Resurrected Body

BOTTOM LINE
(as Jesus Himself implies)
You continue to exist personally after death,
without your resurrected body,
consciously,
kept by God,
awaiting the last-day resurrection
when your humanity is completed in bodily form.
That is the unavoidable synthesis of Jesus’ teaching.
We die.
We are “with the Lord” in some way.
We are resurrected on the last day with transformed bodies.
1. Jesus clearly locates the resurrection at “the last day.”
Not immediately at death.
John 6:39–40,44,54 (ESV)
“I will raise him up on the last day.”
John 11:24–25 (ESV)
Martha: “He will rise again in the resurrection on the last day.”
Jesus: “I am the resurrection and the life…”
Jesus affirms her timeline.
Therefore:
Resurrection (with a body) does not happen at death.
It happens later.
2. Jesus explicitly says humans continue conscious personal existence before resurrection.
Here are the places where Jesus makes it unavoidable:
(A) “Today you will be with me in paradise”
Luke 23:43
This is the same calendar day the thief dies.
It is not “on the last day” (Jesus has not yet been raised).
It is conscious (“with me”), relational, and immediate.
The man does not yet have a resurrection body.
But he is alive with Christ.
That is a disembodied existence of some kind.
(B) “God is not the God of the dead, but of the living.”
Matthew 22:32
Jesus hinges His whole argument on the patriarchs being currently alive, even though their resurrection is future.
Abraham is alive (according to Jesus).
Abraham’s resurrection has not occurred yet.
Therefore:
Abraham exists right now in a non-resurrected state.
This is exactly the disembodied interval you’re resisting.
(C) Jesus’ depiction of Lazarus and the rich man
Luke 16:19–31
Whatever level of literalness you assign to this parable:
Both men are dead.
Both are conscious.
Neither is resurrected.
Both experience a real post-death condition.
Jesus assumes intermediate conscious personal existence.
There is no body.
3. Jesus’ teaching forces one unavoidable conclusion
This is the conclusion Jesus’ words create:
Humans remain alive and conscious after death,
but are not yet raised with an immortal body
until the final resurrection.
That’s exactly the “disembodied interval” you’re trying to avoid.
But to avoid it, you have to override Jesus’ own statements.
4. You can have continuity without “Greek disembodied soul theology.”
This is likely the real root of your discomfort:
You don’t want a Platonic floating-soul idea.
Good news:
Jesus doesn’t teach that either.
He teaches something simpler, more Hebrew, more relational:
The person is “kept alive” by God until resurrection.
Not because we have a naturally immortal soul,
but because God sustains our life.
This avoids Greek dualism entirely.
It sounds more like:
“Held by God”
“Kept safe”
“Alive to God”
“With Christ”
“Not yet raised”
Jesus never describes disembodied existence in philosophical detail.

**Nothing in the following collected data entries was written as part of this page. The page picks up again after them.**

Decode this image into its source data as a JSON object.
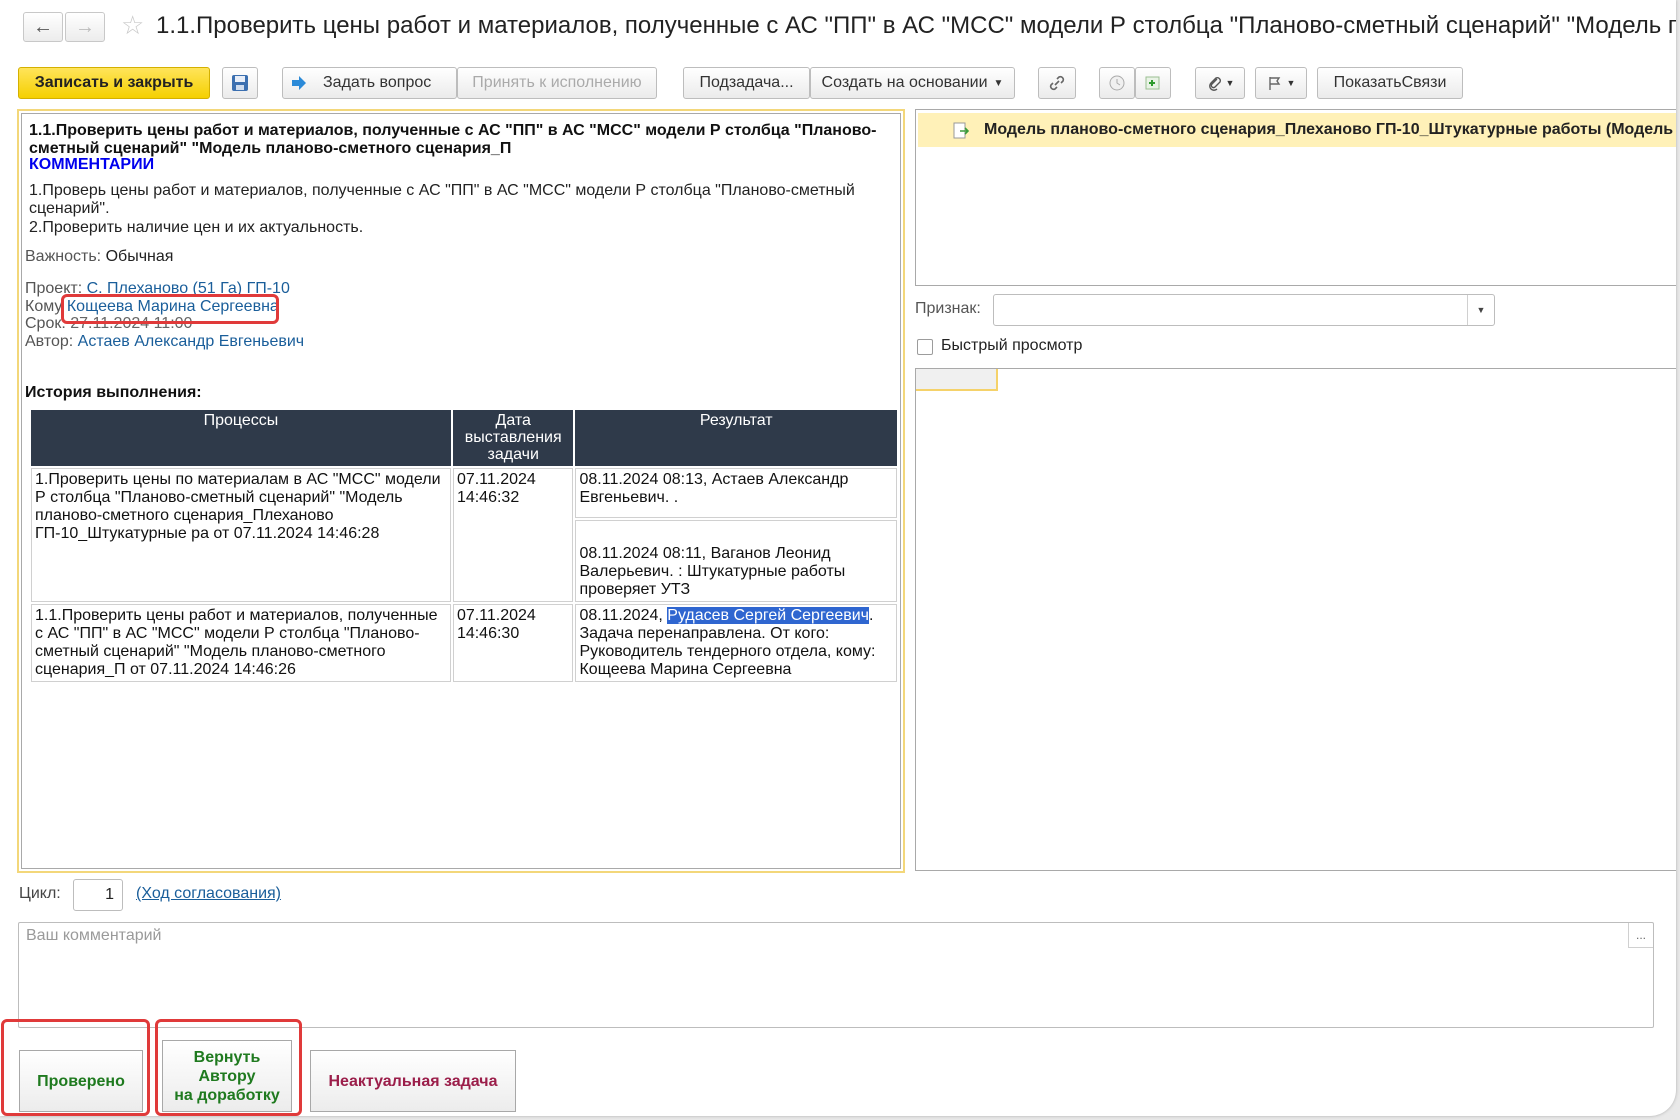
{
  "header": {
    "back_label": "←",
    "forward_label": "→",
    "star_label": "☆",
    "title": "1.1.Проверить цены работ и материалов, полученные с АС \"ПП\" в АС \"МСС\" модели Р столбца \"Планово-сметный сценарий\" \"Модель планово"
  },
  "toolbar": {
    "save_close": "Записать и закрыть",
    "ask_question": "Задать вопрос",
    "accept": "Принять к исполнению",
    "subtask": "Подзадача...",
    "create_based": "Создать на основании",
    "show_links": "ПоказатьСвязи"
  },
  "task": {
    "heading": "1.1.Проверить цены работ и материалов, полученные с АС \"ПП\" в АС \"МСС\" модели Р столбца \"Планово-сметный сценарий\" \"Модель планово-сметного сценария_П",
    "comment_heading": "КОММЕНТАРИИ",
    "comment_line1": "1.Проверь цены работ и материалов, полученные с АС \"ПП\" в АС \"МСС\" модели Р столбца \"Планово-сметный сценарий\".",
    "comment_line2": "2.Проверить наличие цен и их актуальность.",
    "importance_label": "Важность:",
    "importance_value": "Обычная",
    "project_label": "Проект:",
    "project_value": "С. Плеханово (51 Га) ГП-10",
    "to_label": "Кому",
    "to_value": "Кощеева Марина Сергеевна",
    "deadline_label": "Срок:",
    "deadline_value": "27.11.2024 11:00",
    "author_label": "Автор:",
    "author_value": "Астаев Александр Евгеньевич",
    "history_heading": "История выполнения:"
  },
  "history": {
    "columns": [
      "Процессы",
      "Дата выставления задачи",
      "Результат"
    ],
    "rows": [
      {
        "process": "1.Проверить цены по материалам в АС \"МСС\" модели Р столбца \"Планово-сметный сценарий\" \"Модель планово-сметного сценария_Плеханово ГП-10_Штукатурные ра от 07.11.2024 14:46:28",
        "date": "07.11.2024 14:46:32",
        "result1": "08.11.2024 08:13, Астаев Александр Евгеньевич. .",
        "result2": "08.11.2024 08:11, Ваганов Леонид Валерьевич. : Штукатурные работы проверяет УТЗ"
      },
      {
        "process": "1.1.Проверить цены работ и материалов, полученные с АС \"ПП\" в АС \"МСС\" модели Р столбца \"Планово-сметный сценарий\" \"Модель планово-сметного сценария_П от 07.11.2024 14:46:26",
        "date": "07.11.2024 14:46:30",
        "result_prefix": "08.11.2024, ",
        "result_selected": "Рудасев Сергей Сергеевич",
        "result_suffix": ". Задача перенаправлена. От кого: Руководитель тендерного отдела, кому: Кощеева Марина Сергеевна"
      }
    ]
  },
  "right": {
    "related_item": "Модель планово-сметного сценария_Плеханово ГП-10_Штукатурные работы (Модель",
    "sign_label": "Признак:",
    "quick_view_label": "Быстрый просмотр"
  },
  "footer": {
    "cycle_label": "Цикл:",
    "cycle_value": "1",
    "approval_link": "(Ход согласования)",
    "comment_placeholder": "Ваш комментарий",
    "comment_more": "...",
    "btn_checked": "Проверено",
    "btn_return_line1": "Вернуть",
    "btn_return_line2": "Автору",
    "btn_return_line3": "на доработку",
    "btn_irrelevant": "Неактуальная задача"
  },
  "colors": {
    "primary_button": "#f5d000",
    "highlight_frame": "#e03a3a",
    "green_text": "#1f7a1f",
    "maroon_text": "#9b1e4a",
    "table_header": "#2f3a4a"
  }
}
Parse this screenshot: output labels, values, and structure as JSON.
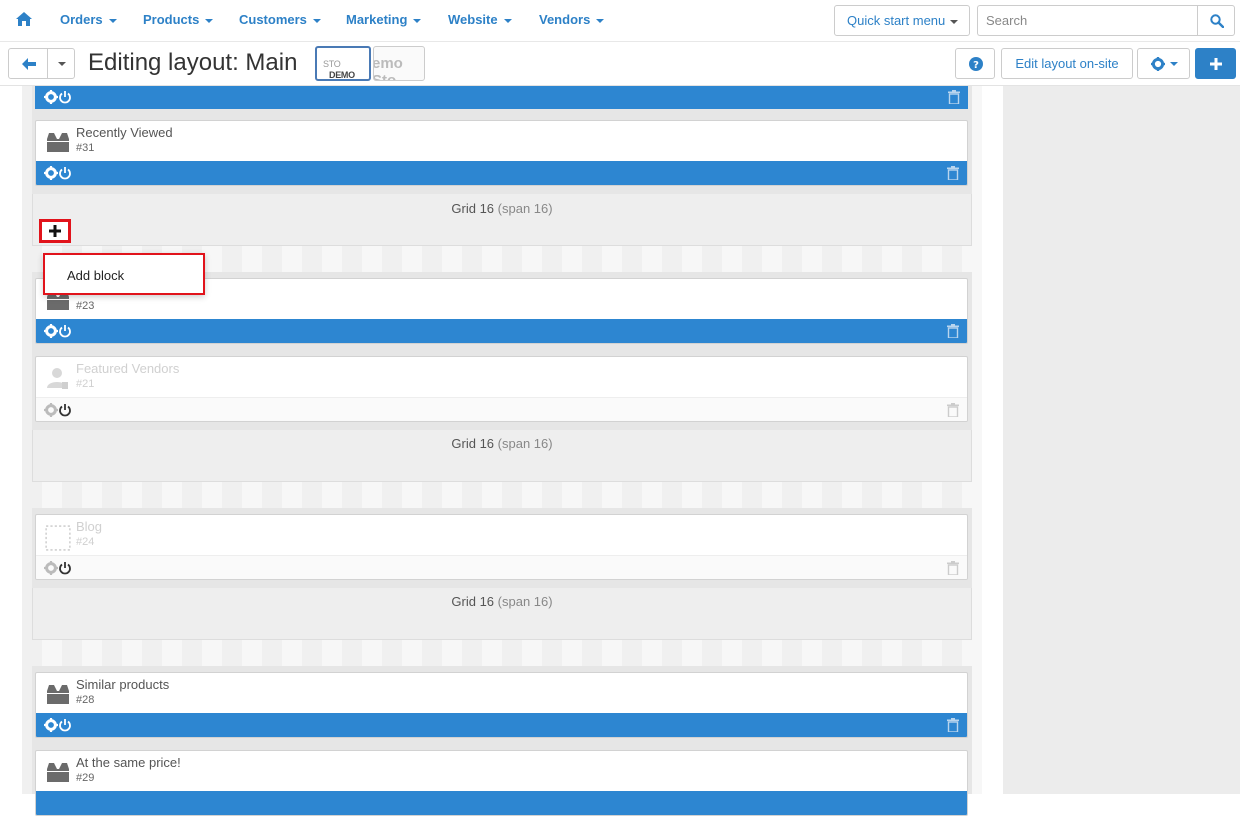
{
  "topnav": {
    "menus": [
      "Orders",
      "Products",
      "Customers",
      "Marketing",
      "Website",
      "Vendors"
    ],
    "quick_start": "Quick start menu",
    "search_placeholder": "Search"
  },
  "toolbar": {
    "title": "Editing layout: Main",
    "store_logo_a": {
      "text1": "DEMO",
      "text2": "STO"
    },
    "store_logo_b": "emo Sto",
    "edit_onsite": "Edit layout on-site"
  },
  "layout": {
    "grid_label": "Grid 16",
    "grid_span": "(span 16)",
    "blocks": [
      {
        "title": "Recently Viewed",
        "id": "#31",
        "enabled": true
      },
      {
        "title": "",
        "id": "#23",
        "enabled": true
      },
      {
        "title": "Featured Vendors",
        "id": "#21",
        "enabled": false
      },
      {
        "title": "Blog",
        "id": "#24",
        "enabled": false
      },
      {
        "title": "Similar products",
        "id": "#28",
        "enabled": true
      },
      {
        "title": "At the same price!",
        "id": "#29",
        "enabled": true
      }
    ],
    "add_block_menu_item": "Add block"
  },
  "colors": {
    "accent": "#2d81c7",
    "block_bar": "#2d86d1",
    "highlight": "#e1131b"
  }
}
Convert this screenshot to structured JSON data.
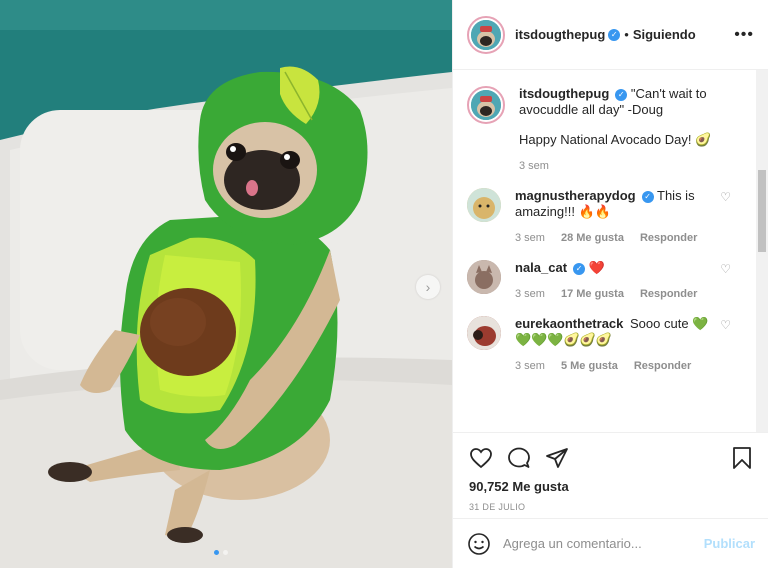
{
  "post": {
    "username": "itsdougthepug",
    "follow_separator": "•",
    "follow_status": "Siguiendo",
    "more_icon": "more-options-icon"
  },
  "caption": {
    "username": "itsdougthepug",
    "text": "\"Can't wait to avocuddle all day\" -Doug",
    "line2": "Happy National Avocado Day! 🥑",
    "time": "3 sem"
  },
  "comments": [
    {
      "username": "magnustherapydog",
      "text": "This is amazing!!! 🔥🔥",
      "time": "3 sem",
      "likes": "28 Me gusta",
      "reply": "Responder",
      "avatar_color": "#d9b56a"
    },
    {
      "username": "nala_cat",
      "text": "❤️",
      "time": "3 sem",
      "likes": "17 Me gusta",
      "reply": "Responder",
      "avatar_color": "#8a6e62"
    },
    {
      "username": "eurekaonthetrack",
      "text": "Sooo cute 💚💚💚💚🥑🥑🥑",
      "time": "3 sem",
      "likes": "5 Me gusta",
      "reply": "Responder",
      "avatar_color": "#9c3b2f"
    }
  ],
  "stats": {
    "likes": "90,752 Me gusta",
    "date": "31 DE JULIO"
  },
  "add_comment": {
    "placeholder": "Agrega un comentario...",
    "publish": "Publicar"
  },
  "colors": {
    "accent": "#3897f0",
    "publish_disabled": "#b2dffc",
    "avatar_ring": "#e6a2b5"
  }
}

He simply asserts it as a relational condition, not a metaphysical one.
You could call it:
A God-sustained personal existence, awaiting embodied completion.
This keeps:
Jesus’ words intact
Human destiny embodied
Non-Greek anthropology
No eternal bodiless existence
No Platonic “immortal soul floating”
Yet it accepts the unavoidable:
We are not resurrected the moment we die.
5. What you seem to want is: “If the body dies, can I still be fully human?”
Jesus gives a clear implicit answer:
You are truly alive, but not fully restored until the resurrection.
This does not violate His teaching.
It matches His sequence:
Death
Continued conscious existence (“with me,” “alive to God”)
Final resurrection
Embodied eternal life
This is not Greek philosophy.
It is Jesus’ own structure.
Orthodoxy + Tim Mackie:
Humans are never meant to be disembodied spirits. A human is a body-soul unity, and resurrection restores that.
The term is:
“Pneumatikos materiality” — Paul’s “spiritual body.”
1 Corinthians 15:42–44 (ESV):
“So is it with the resurrection of the dead. What is sown is perishable; what is raised is imperishable. It is sown in dishonor; it is raised in glory. It is sown in weakness; it is raised in power. It is sown a natural body; it is raised a spiritual body.”
Meaning:
A real, physical, embodied human, but transformed and animated by God’s Spirit, not by mortal biology.
Final state:
Fully embodied, fully material, fully alive — like Jesus’ resurrection body.